Por mais que o mensalão ainda ocupe tempo, por falta de melhor assunto no cardápio do brasileiro que se considera da classe média, já é hora de investir mais atenção no esporte político que, de quatro em quatro anos, como a Copa do Mundo de Futebol, monopoliza a atenção popular. Não que um tenha a ver com o outro, ao contrário, mas para distanciá-los antes que os clubes venham a ser peças eleitorais indispensáveis à democracia, a suprema razão de ser da boca para fora do brasileiro.
A última sucessão presidencial salvou o PT e o ex-presidente Lula de irem longe demais e ficarem sem volta no desvio fatal chamado terceiro mandato, a que um e outro se consideravam com direito líquido e certo. Lula deu tratos à bola e, para não bater de frente com o partido que se considera de esquerda (e não sabe a diferença que o fez dobrar à direita), optou pela saída que ainda não superou o impasse com a candidatura de Dilma Rousseff (que não fazia arte do jogo).
Entre a falta de resultados convincentes e obras que não saíram do papel nos dois mandatos de Lula, sobressaíam as previsíveis dificuldades de encaminhar uma candidatura condizente com o presidente que se recusava a ser ex-presidente. A solução que ocorreu a Lula, e não chegou a ser discutida senão por ele com ele próprio, foi confundir adversários e petistas com uma candidatura feminina valorizada pela surpresa e dispensada de ouvir o PT na tomada de decisão. Lula lançou Dilma Rousseff, no tranco, para sucedê-lo e ficar lhe devendo a gentileza. Havia razões que o tempo apontaria e outras que até hoje não interferiram. É como se não existissem.
A partir daí ninguém mais seguraria o ex-presidente, cujo cálculo relativo à candidatura Dilma incluiu a dependência eleitoral dela para ele, que esbanja voto como novo-rico num país de classe média politicamente ainda canhestra. Assim foi e continua, mas sem a garantia do que sucederá, considerando que o mensalão vive os últimos estertores. A sucessão se fará no mesmo espaço social. Para não sucumbir à nostalgia do poder, Lula preveniu-se, primeiro, com o comando da campanha eleitoral, para manter o PT afastado. E, sem olhar para trás no tempo, onde estão sepultadas candidaturas que não faturaram proveito eleitoral..
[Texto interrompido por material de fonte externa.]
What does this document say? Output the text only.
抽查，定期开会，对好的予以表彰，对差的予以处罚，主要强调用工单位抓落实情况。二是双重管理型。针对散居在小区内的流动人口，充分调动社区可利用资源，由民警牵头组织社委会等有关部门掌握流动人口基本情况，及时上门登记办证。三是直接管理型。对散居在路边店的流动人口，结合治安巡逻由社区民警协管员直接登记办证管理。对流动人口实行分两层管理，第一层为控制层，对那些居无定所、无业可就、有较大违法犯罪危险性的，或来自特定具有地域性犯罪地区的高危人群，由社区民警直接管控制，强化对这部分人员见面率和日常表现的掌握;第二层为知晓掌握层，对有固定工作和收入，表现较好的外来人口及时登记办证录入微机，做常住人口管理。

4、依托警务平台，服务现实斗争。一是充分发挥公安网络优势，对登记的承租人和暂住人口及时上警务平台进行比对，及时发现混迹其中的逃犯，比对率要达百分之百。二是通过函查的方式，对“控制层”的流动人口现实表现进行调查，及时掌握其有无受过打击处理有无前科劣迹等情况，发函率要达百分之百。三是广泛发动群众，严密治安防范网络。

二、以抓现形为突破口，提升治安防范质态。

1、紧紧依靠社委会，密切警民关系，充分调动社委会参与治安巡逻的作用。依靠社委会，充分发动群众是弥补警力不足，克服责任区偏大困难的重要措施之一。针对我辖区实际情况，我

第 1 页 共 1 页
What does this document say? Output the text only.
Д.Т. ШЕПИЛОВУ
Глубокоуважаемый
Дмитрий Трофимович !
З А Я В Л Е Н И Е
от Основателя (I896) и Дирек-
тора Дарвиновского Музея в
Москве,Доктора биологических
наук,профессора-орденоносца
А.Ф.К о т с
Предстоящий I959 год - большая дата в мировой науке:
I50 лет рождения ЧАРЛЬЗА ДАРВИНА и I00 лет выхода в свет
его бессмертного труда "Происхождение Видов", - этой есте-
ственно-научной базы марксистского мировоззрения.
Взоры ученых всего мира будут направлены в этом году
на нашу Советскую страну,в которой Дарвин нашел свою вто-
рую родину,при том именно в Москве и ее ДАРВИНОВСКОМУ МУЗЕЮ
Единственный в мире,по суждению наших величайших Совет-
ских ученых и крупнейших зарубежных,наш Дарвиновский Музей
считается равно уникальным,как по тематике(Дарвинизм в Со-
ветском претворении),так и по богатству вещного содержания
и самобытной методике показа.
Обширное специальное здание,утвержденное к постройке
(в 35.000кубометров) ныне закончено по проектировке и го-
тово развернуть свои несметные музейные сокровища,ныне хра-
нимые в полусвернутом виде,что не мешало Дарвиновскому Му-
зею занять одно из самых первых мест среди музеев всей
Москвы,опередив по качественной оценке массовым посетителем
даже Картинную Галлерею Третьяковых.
A presidente não passou recibo e fez que não ouvia o que se dizia, até que a necessidade lhe propôs a questão ética, à qual nada deve. Mas Lula se intrometia na seara do governo e falava por ela, sem que uma voz ponderada o advertisse. O presidencialismo não comporta ventríloquos no exercício do poder. O dueto dos dois desafinou pelas razões a que a razão fecha os olhos para não piorar a situação.
Lula gosta de falar, e fala mais do que o indispensável quando se sente presidente por conta própria. A sucessora de Lula encontrou a saída do impasse doméstico graças ao pendor moralista revelado no exercício do poder presidencial, no país em que acaba de desembarcar a nova classe média diplomada às carreiras.
Por enquanto, equilibram-se em expectativa duas candidaturas à próxima oportunidade: Lula espera como retribuição a desistência de Dilma Rousseff a seu favor, mediante troca do segundo mandato dela pelo terceiro dele. Claro, dependendo das variáveis e dos imprevistos. Mas Lula repete com frequência que a segunda candidatura é direito natural de Dilma Rousseff. É aí que a suspeita assina o ponto. Se não for para reeleger Dilma, a oportunidade será dele. É só, por enquanto, fazer por onde. Da contradição fez um método que explica o ex-presidente melhor do que qualquer concepção científica dentre as que valorizaram o século 20. Morder e soprar é remédio antigo.
Pelo lado de Lula, a sucessão está definida: a candidata é Dilma Rousseff, ele fica de suplente. Ela guarda o lugar para ele. Se não aguentar os trancos, ele se apresentará porque a segunda oportunidade lhe reserva, como alternativa, o terceiro mandato. Se a situação econômica e seu reflexo social pedirem mobilização de opinião pública, ele contará certo com a nova classe média que, a seu ver, cede prioridade ao voto e, pelo terceiro mandato, deixa o consumo para depois.